Hervé, un veuf d’une cinquantaine d’années, au curieux visage : nez pointu et yeux très en fente (ce lui donne un regard à la fois proche et lointain, comme ceux des acteurs masqués du théâtre balinais qui ont aussi inspiré, entre autres Ariane Mnouchkine, Omar Porras… Le jeune acteur porte en fait un demi-masque qui le vieillit de quarante ans (superbe réalisation de Gabriella Lopez): ce dont on ne s’aperçoit pas tout de suite. Hervé, sans doute pas très riche, vit seul, dans une maison de banlieue dont il a aménagé le garage en atelier pour y bricoler paisiblement:une grande armoire métallique soigneusement repeinte en bleu avec des étagères, un établi où il y a un marteau, quelques outils et des jouets comme de petits wagons en bois et objets accumulés là depuis longtemps. Juste à côté, un rayonnage avec des livres. Et deux tables au piètement en X, l’une où il y a son ordinateur et une lampe ancienne de bureau, et une autre avec encore des objets sans aucun usage précis mais à la valeur inestimable pour celui qui les possède…. « Entre la poubelle et l’éternité » disait Tadeuz Kantor: quarante ans après sa mort, il reste, fait rare, une source d’inspiration pour de nombreux jeunes créateurs comme Maëlle Puechoultres. L’univers qu’elle crée ici avec ces meubles et objets n’est pas loin du sien. En fond de scène, un grand écran.
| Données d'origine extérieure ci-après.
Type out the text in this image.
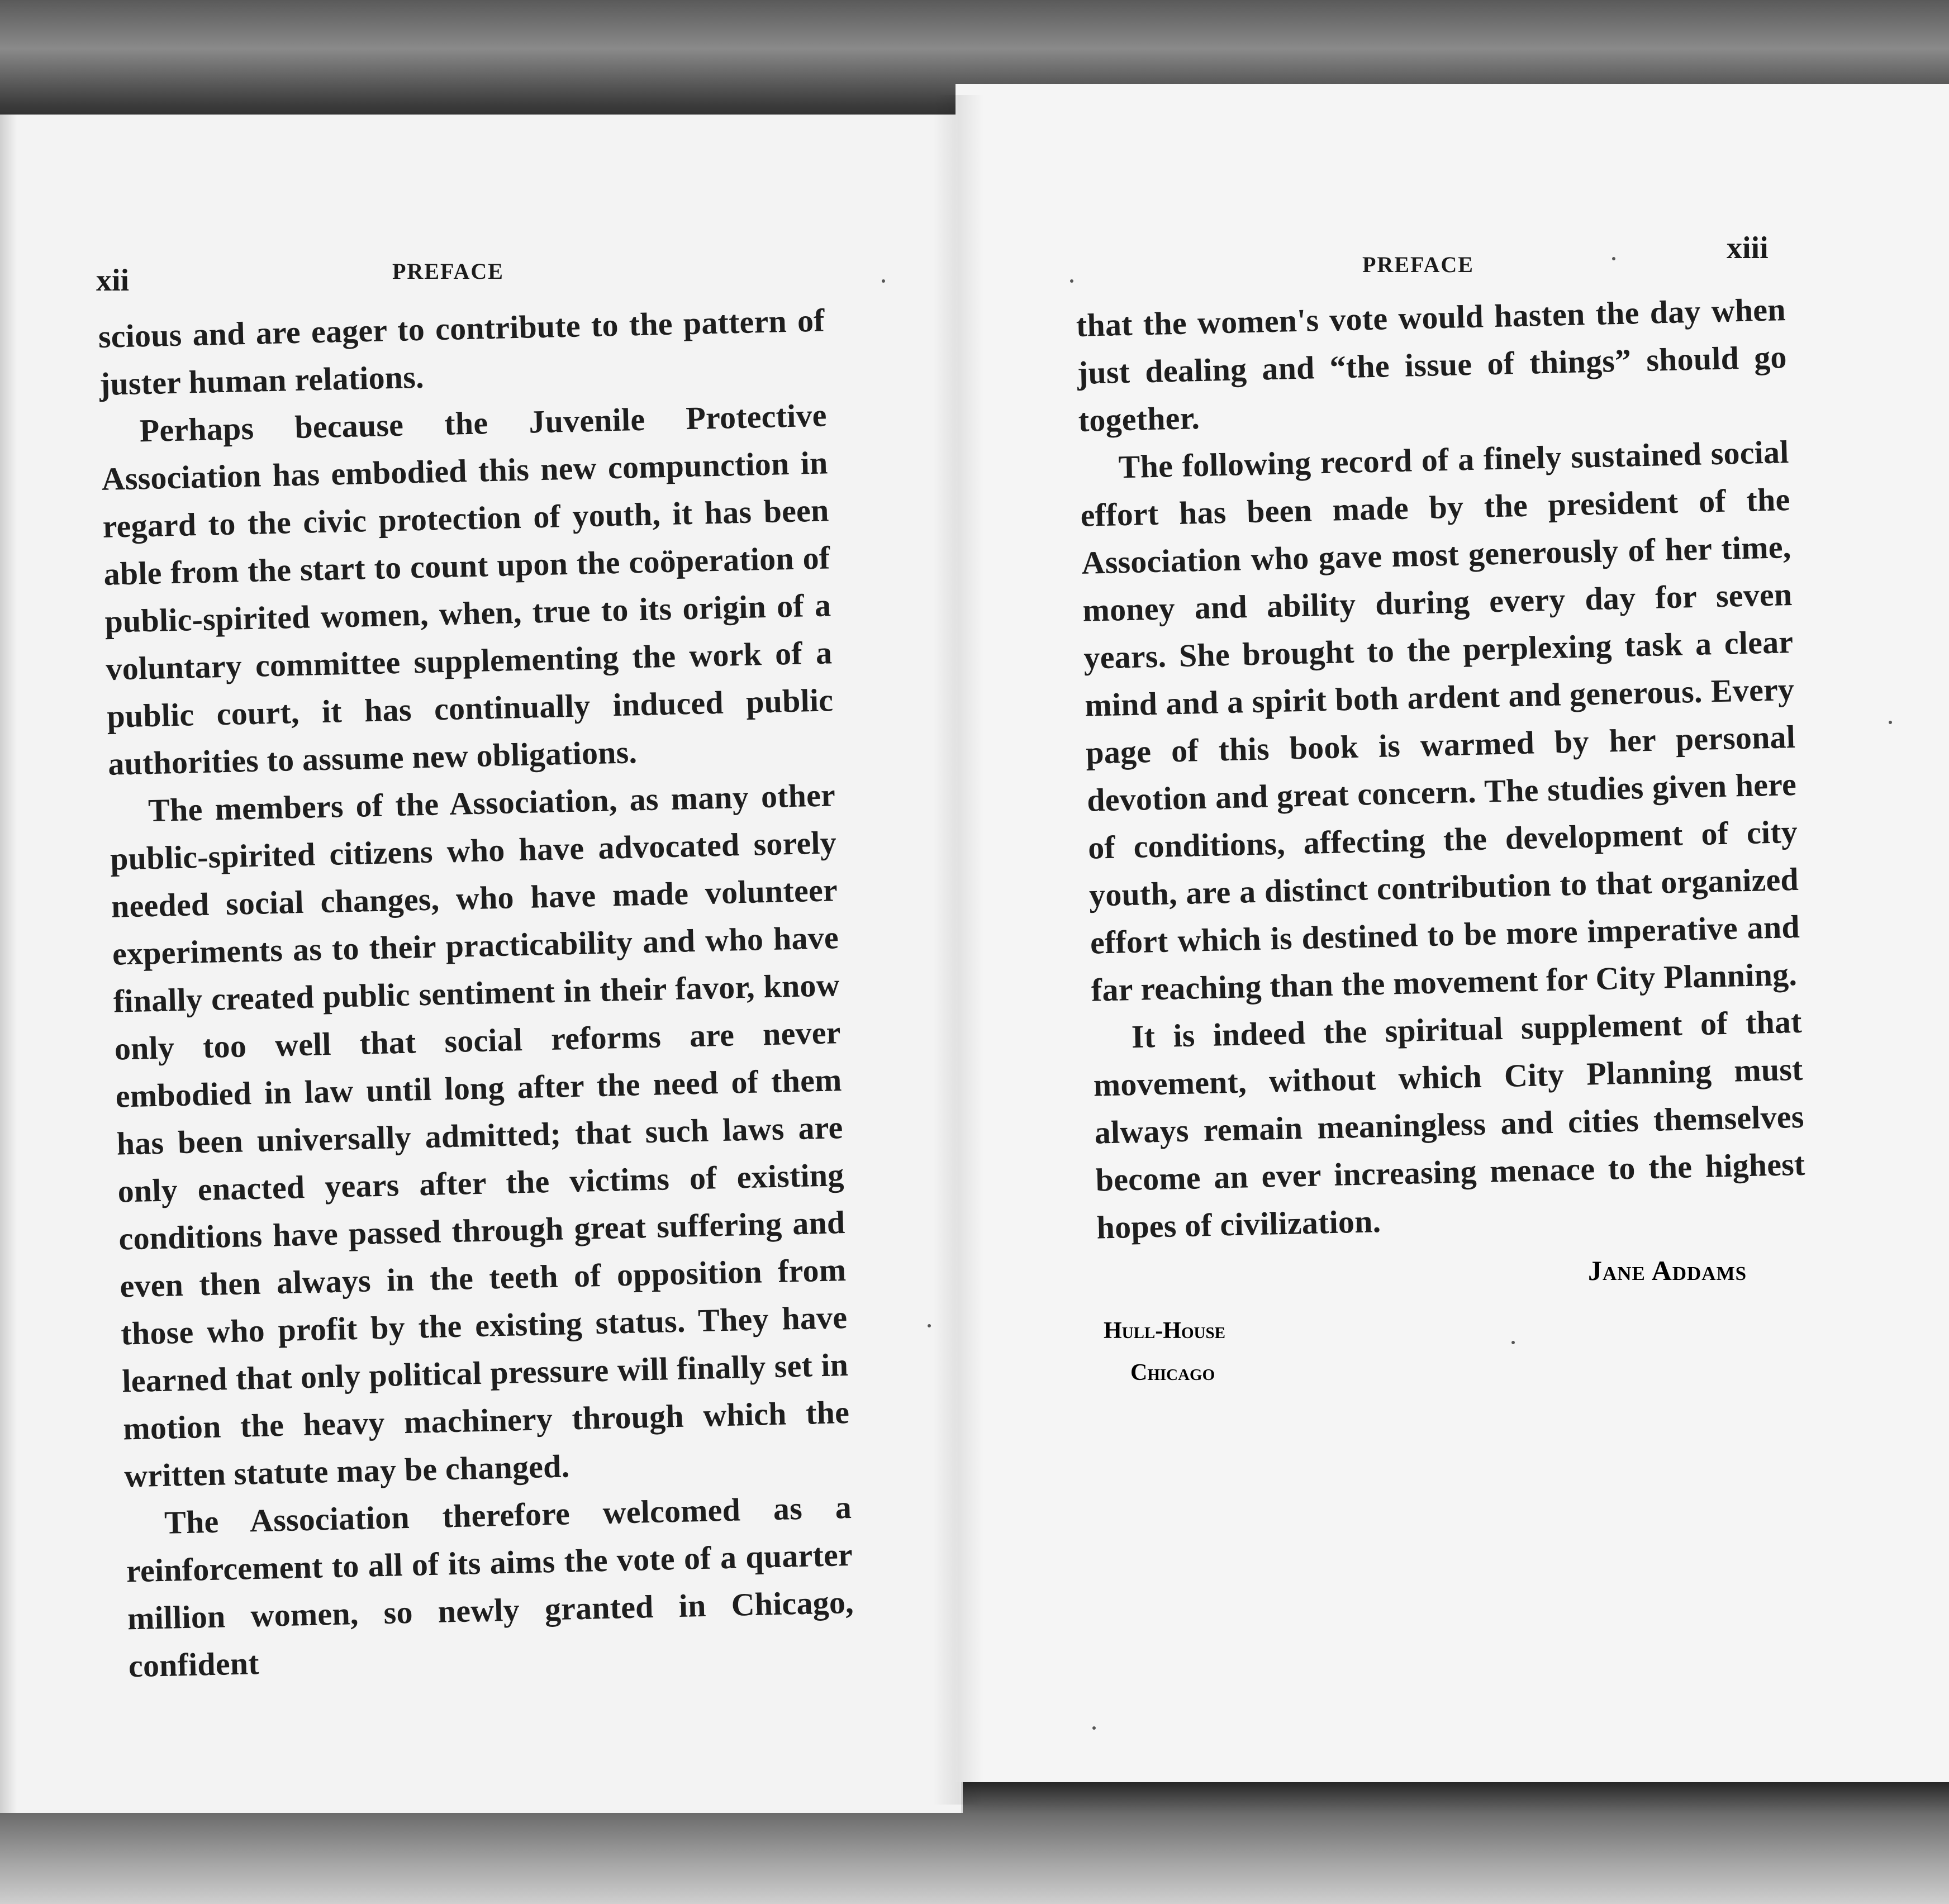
xii	PREFACE

scious and are eager to contribute to the pattern of juster human relations.

Perhaps because the Juvenile Protective Association has embodied this new compunction in regard to the civic protection of youth, it has been able from the start to count upon the coöperation of public-spirited women, when, true to its origin of a voluntary committee supplementing the work of a public court, it has continually induced public authorities to assume new obligations.

The members of the Association, as many other public-spirited citizens who have advocated sorely needed social changes, who have made volunteer experiments as to their practicability and who have finally created public sentiment in their favor, know only too well that social reforms are never embodied in law until long after the need of them has been universally admitted; that such laws are only enacted years after the victims of existing conditions have passed through great suffering and even then always in the teeth of opposition from those who profit by the existing status. They have learned that only political pressure will finally set in motion the heavy machinery through which the written statute may be changed.

The Association therefore welcomed as a reinforcement to all of its aims the vote of a quarter million women, so newly granted in Chicago, confident

PREFACE	xiii

that the women's vote would hasten the day when just dealing and “the issue of things” should go together.

The following record of a finely sustained social effort has been made by the president of the Association who gave most generously of her time, money and ability during every day for seven years. She brought to the perplexing task a clear mind and a spirit both ardent and generous. Every page of this book is warmed by her personal devotion and great concern. The studies given here of conditions, affecting the development of city youth, are a distinct contribution to that organized effort which is destined to be more imperative and far reaching than the movement for City Planning.

It is indeed the spiritual supplement of that movement, without which City Planning must always remain meaningless and cities themselves become an ever increasing menace to the highest hopes of civilization.

Jane Addams
Hull-House
Chicago
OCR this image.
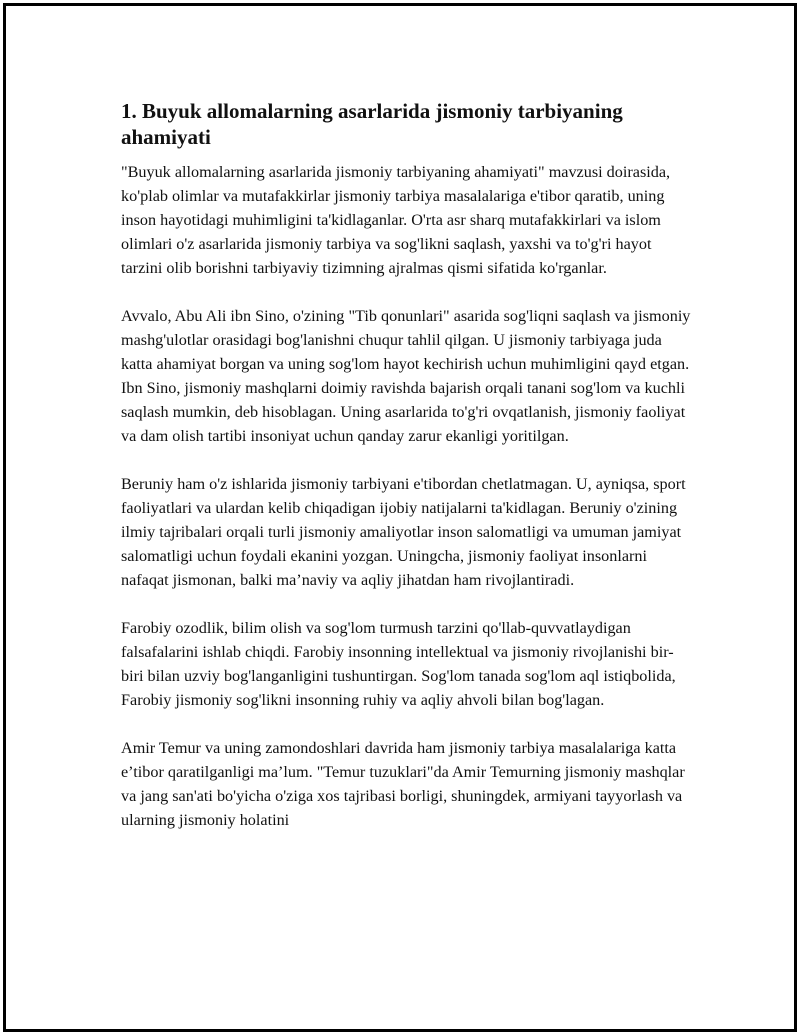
1. Buyuk allomalarning asarlarida jismoniy tarbiyaning ahamiyati

"Buyuk allomalarning asarlarida jismoniy tarbiyaning ahamiyati" mavzusi doirasida, ko'plab olimlar va mutafakkirlar jismoniy tarbiya masalalariga e'tibor qaratib, uning inson hayotidagi muhimligini ta'kidlaganlar. O'rta asr sharq mutafakkirlari va islom olimlari o'z asarlarida jismoniy tarbiya va sog'likni saqlash, yaxshi va to'g'ri hayot tarzini olib borishni tarbiyaviy tizimning ajralmas qismi sifatida ko'rganlar.

Avvalo, Abu Ali ibn Sino, o'zining "Tib qonunlari" asarida sog'liqni saqlash va jismoniy mashg'ulotlar orasidagi bog'lanishni chuqur tahlil qilgan. U jismoniy tarbiyaga juda katta ahamiyat borgan va uning sog'lom hayot kechirish uchun muhimligini qayd etgan. Ibn Sino, jismoniy mashqlarni doimiy ravishda bajarish orqali tanani sog'lom va kuchli saqlash mumkin, deb hisoblagan. Uning asarlarida to'g'ri ovqatlanish, jismoniy faoliyat va dam olish tartibi insoniyat uchun qanday zarur ekanligi yoritilgan.

Beruniy ham o'z ishlarida jismoniy tarbiyani e'tibordan chetlatmagan. U, ayniqsa, sport faoliyatlari va ulardan kelib chiqadigan ijobiy natijalarni ta'kidlagan. Beruniy o'zining ilmiy tajribalari orqali turli jismoniy amaliyotlar inson salomatligi va umuman jamiyat salomatligi uchun foydali ekanini yozgan. Uningcha, jismoniy faoliyat insonlarni nafaqat jismonan, balki ma’naviy va aqliy jihatdan ham rivojlantiradi.

Farobiy ozodlik, bilim olish va sog'lom turmush tarzini qo'llab-quvvatlaydigan falsafalarini ishlab chiqdi. Farobiy insonning intellektual va jismoniy rivojlanishi bir-biri bilan uzviy bog'langanligini tushuntirgan. Sog'lom tanada sog'lom aql istiqbolida, Farobiy jismoniy sog'likni insonning ruhiy va aqliy ahvoli bilan bog'lagan.

Amir Temur va uning zamondoshlari davrida ham jismoniy tarbiya masalalariga katta e’tibor qaratilganligi ma’lum. "Temur tuzuklari"da Amir Temurning jismoniy mashqlar va jang san'ati bo'yicha o'ziga xos tajribasi borligi, shuningdek, armiyani tayyorlash va ularning jismoniy holatini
Hervé répare jouets et autres objets mais consacre la majeure partie de son temps à collectionner des appeaux, notamment celui de la mésange charbonnière à cravate et calotte jaune et au plumage vert. Mais aussi à en montrer leur fabrication sur internet: » Pour cet appeau, je vais donc utiliser du buis, qui est un bois qui résonne bien, très léger. Là, pour la vidéo, je l’ai déjà façonné afin que ce soit plus rapide, mais je vous ferai une deuxième vidéo où je vous montre comment bien utiliser le tour. On peut aussi le tailler à la main d’ailleurs, puis poncer ensuite, mais ça, ça dépend des méthodes. » « L’appeau: entre l’humain et l’environnement » dit Maëlle Puechoultres.